Public Health Group Calls for Action to Curb Opioid Abuse

Kathleen Louden

November 20, 2015

CHICAGO — Reducing the abuse of prescription painkillers in the United States will require multiple legislative and educational strategies at the local, state, and national levels, according to a new policy statement from the American Public Health Association (APHA).

"The APHA's existing policy focuses predominantly on naloxone distribution programs to reverse the effects of opioid overdose," Cynthia Stone, DrPH, RN, a member of the APHA Nursing Section, which sponsored the statement, told Medscape Medical News.

The APHA is the latest healthcare organization to call for greater action to decrease what it calls an epidemic of unintentional overdose deaths due to prescription painkillers, especially opioid analgesics.

The Prevention and Intervention Strategies to Decrease Misuse of Prescription Pain Medications policy statement was announced here at the APHA 2015 Annual Meeting after it was adopted by the association's Governing Council. It will be published on the APHA website early next year.

The statement encourages wider access to naloxone for first responders, family members, and friends of people who may be misusing opioids, and proposes more wide-ranging initiatives to prevent the misuse and abuse of prescription painkillers.

Educating Practitioners, Patients, and the Public

The policy statement suggests action steps for healthcare providers, legislators, and the public.

For practitioners, it advises the implementation of evidence-based provider training programs on mental health, substance abuse and overdose prevention, risks and benefits of high-dose opioid therapy, nonpharmacologic alternatives to pain treatment, and referral and treatment for suspected drug abuse.

It also suggests that continuing education be provided at the time of licensing renewal, that pain management be coordinated with complementary and integrative care providers, and that state-based prescription drug monitoring programs be used before and routinely after the prescription of pain medications.

And it supports the education of patients and the public about the need to take prescription pain medicine as ordered, and to not share medications, to store them in a secure location, and to properly dispose of any leftovers.

The medicine cabinets of family and friends "are a primary source for sharing and stealing opioids," Dr Stone said.

Many states recommend that providers use prescription drug monitoring programs.
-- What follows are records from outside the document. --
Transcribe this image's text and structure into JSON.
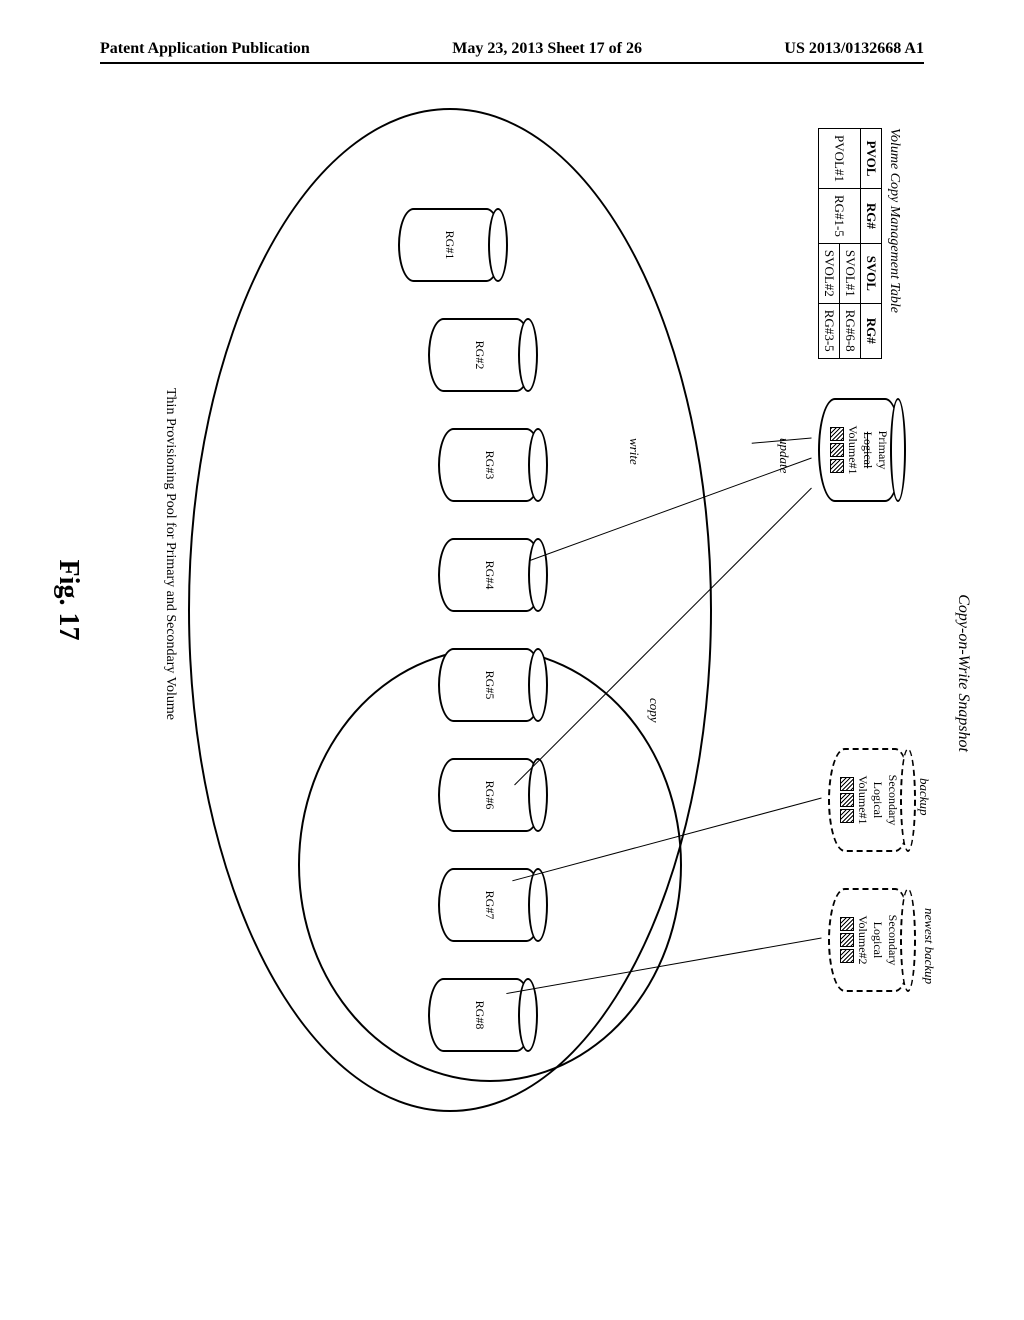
{
  "header": {
    "left": "Patent Application Publication",
    "center": "May 23, 2013  Sheet 17 of 26",
    "right": "US 2013/0132668 A1"
  },
  "figure_label": "Fig. 17",
  "snapshot_title": "Copy-on-Write Snapshot",
  "vc_table": {
    "title": "Volume Copy Management Table",
    "headers": [
      "PVOL",
      "RG#",
      "SVOL",
      "RG#"
    ],
    "rows": [
      [
        "PVOL#1",
        "RG#1-5",
        "SVOL#1",
        "RG#6-8"
      ],
      [
        "",
        "",
        "SVOL#2",
        "RG#3-5"
      ]
    ]
  },
  "primary_vol": {
    "line1": "Primary",
    "line2": "Logical",
    "line3": "Volume#1"
  },
  "secondary_vols": [
    {
      "line1": "Secondary",
      "line2": "Logical",
      "line3": "Volume#1"
    },
    {
      "line1": "Secondary",
      "line2": "Logical",
      "line3": "Volume#2"
    }
  ],
  "labels": {
    "update": "update",
    "write": "write",
    "copy": "copy",
    "backup": "backup",
    "newest_backup": "newest backup"
  },
  "raid_groups": [
    "RG#1",
    "RG#2",
    "RG#3",
    "RG#4",
    "RG#5",
    "RG#6",
    "RG#7",
    "RG#8"
  ],
  "pool_label": "Thin Provisioning Pool for Primary and Secondary Volume",
  "chart_data": {
    "type": "diagram",
    "title": "Copy-on-Write Snapshot architecture",
    "components": {
      "primary_volume": "Primary Logical Volume#1",
      "secondary_volumes": [
        "Secondary Logical Volume#1 (backup)",
        "Secondary Logical Volume#2 (newest backup)"
      ],
      "raid_groups": [
        "RG#1",
        "RG#2",
        "RG#3",
        "RG#4",
        "RG#5",
        "RG#6",
        "RG#7",
        "RG#8"
      ],
      "pool": "Thin Provisioning Pool for Primary and Secondary Volume"
    },
    "relationships": [
      {
        "from": "Primary Logical Volume#1",
        "op": "write",
        "to": [
          "RG#1",
          "RG#2",
          "RG#3"
        ]
      },
      {
        "from": "Primary Logical Volume#1",
        "op": "copy",
        "to": [
          "RG#6",
          "RG#7",
          "RG#8"
        ]
      },
      {
        "from": "Secondary Logical Volume#1",
        "maps_to": [
          "RG#6",
          "RG#7",
          "RG#8"
        ]
      },
      {
        "from": "Secondary Logical Volume#2",
        "maps_to": [
          "RG#6",
          "RG#7",
          "RG#8"
        ]
      }
    ],
    "management_table": {
      "PVOL#1": {
        "PVOL_RG": "RG#1-5",
        "SVOLs": [
          {
            "id": "SVOL#1",
            "RG": "RG#6-8"
          },
          {
            "id": "SVOL#2",
            "RG": "RG#3-5"
          }
        ]
      }
    }
  }
}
Dr Stone said that the statement developers would like to see these programs be a requirement. She added that providers "need to be educated on referral and treatment options" when the program identifies a concern.

Best Practices for Prescribing Pain Medication

 
Don't prescribe a month's worth of pills for an acute, short-term condition.
 

Providers also need to use best practices when prescribing pain medication. For instance, "don't prescribe a month's worth of pills for an acute, short-term condition," she explained.
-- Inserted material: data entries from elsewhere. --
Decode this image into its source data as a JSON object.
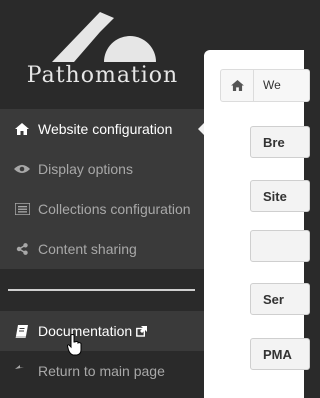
{
  "brand": {
    "name": "Pathomation"
  },
  "sidebar": {
    "items": [
      {
        "label": "Website configuration",
        "icon": "home-icon",
        "active": true
      },
      {
        "label": "Display options",
        "icon": "eye-icon",
        "active": false
      },
      {
        "label": "Collections configuration",
        "icon": "list-icon",
        "active": false
      },
      {
        "label": "Content sharing",
        "icon": "share-icon",
        "active": false
      }
    ],
    "bottom": [
      {
        "label": "Documentation",
        "icon": "book-icon",
        "external_icon": "external-link-icon"
      },
      {
        "label": "Return to main page",
        "icon": "return-icon"
      }
    ]
  },
  "content": {
    "breadcrumb": {
      "icon": "home-icon",
      "text": "We"
    },
    "fields": [
      {
        "label": "Bre"
      },
      {
        "label": "Site"
      },
      {
        "label": ""
      },
      {
        "label": "Ser"
      },
      {
        "label": "PMA"
      }
    ]
  },
  "colors": {
    "sidebar_bg": "#2a2a2a",
    "menu_bg": "#3a3a3a",
    "panel_bg": "#ffffff"
  }
}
"We advise that practitioners start with non-narcotic pain medications and nonpharmacologic agents, such as acupuncture and chiropractic treatment, if appropriate, before prescribing opioids," Dr Stone said.

One of the steps directed at state legislators proposes that providers be required to perform mental and physical examinations before prescribing pain medications. Another recommendation is to pass more state laws to prevent "doctor shopping," the practice of visiting multiple physicians to gain prescriptions for painkillers.

Dr Stone acknowledged, however, that doctor-shopping laws could impede access for patients who legitimately need prescription pain medicine.

The statement provides solutions to this problem. It suggests that policy initiatives focus on both the supply and demand of prescription painkillers and pay greatest attention to the populations that most frequently misuse and abuse prescription drugs.

These populations, according to the statement and the Substance Abuse and Mental Health Services Administration, include young adults, veterans, military service members, and adults 50 years and older.

Policy Needs More Specifics

"Before a provider prescribes a medication, obtaining a history and physical examination is the standard of care and is required for prescribing opioids," said Edward Michna, MD, director of the Pain Trials Center at Brigham and Women's Hospital and a director at large for the American Pain Society.

"Seeing a psychiatrist or psychologist for a formal mental health evaluation is not practical from a clinical practice standpoint, certainly not if the prescription is for an acute injury," he told Medscape Medical News.

 
The way to address doctor shopping is by requiring use of the state prescription drug monitoring program.
 

Dr Michna, who was not involved in the development of the policy statement, said he disagrees with the recommendation for more doctor-shopping laws. "I think the way to address doctor shopping is by requiring use of the state prescription drug monitoring program," he said.

Although Dr Michna said he would like to see the policy statement better define provider education, he agrees that provider education should be part of state licensing.

Dr Stone reported that the APHA plans to form an interdisciplinary group of "policy champions" to prioritize and work on some of the proposed action steps.

APHA policy statements help shape the association's stance on public health topics and serve as a resource for its staff, members, affiliates, partners, and policymakers.

Dr Stone and Dr Michna have disclosed no relevant financial relationships.

American Public Health Association (APHA) 2015 Annual Meeting. Presented November 3, 2015.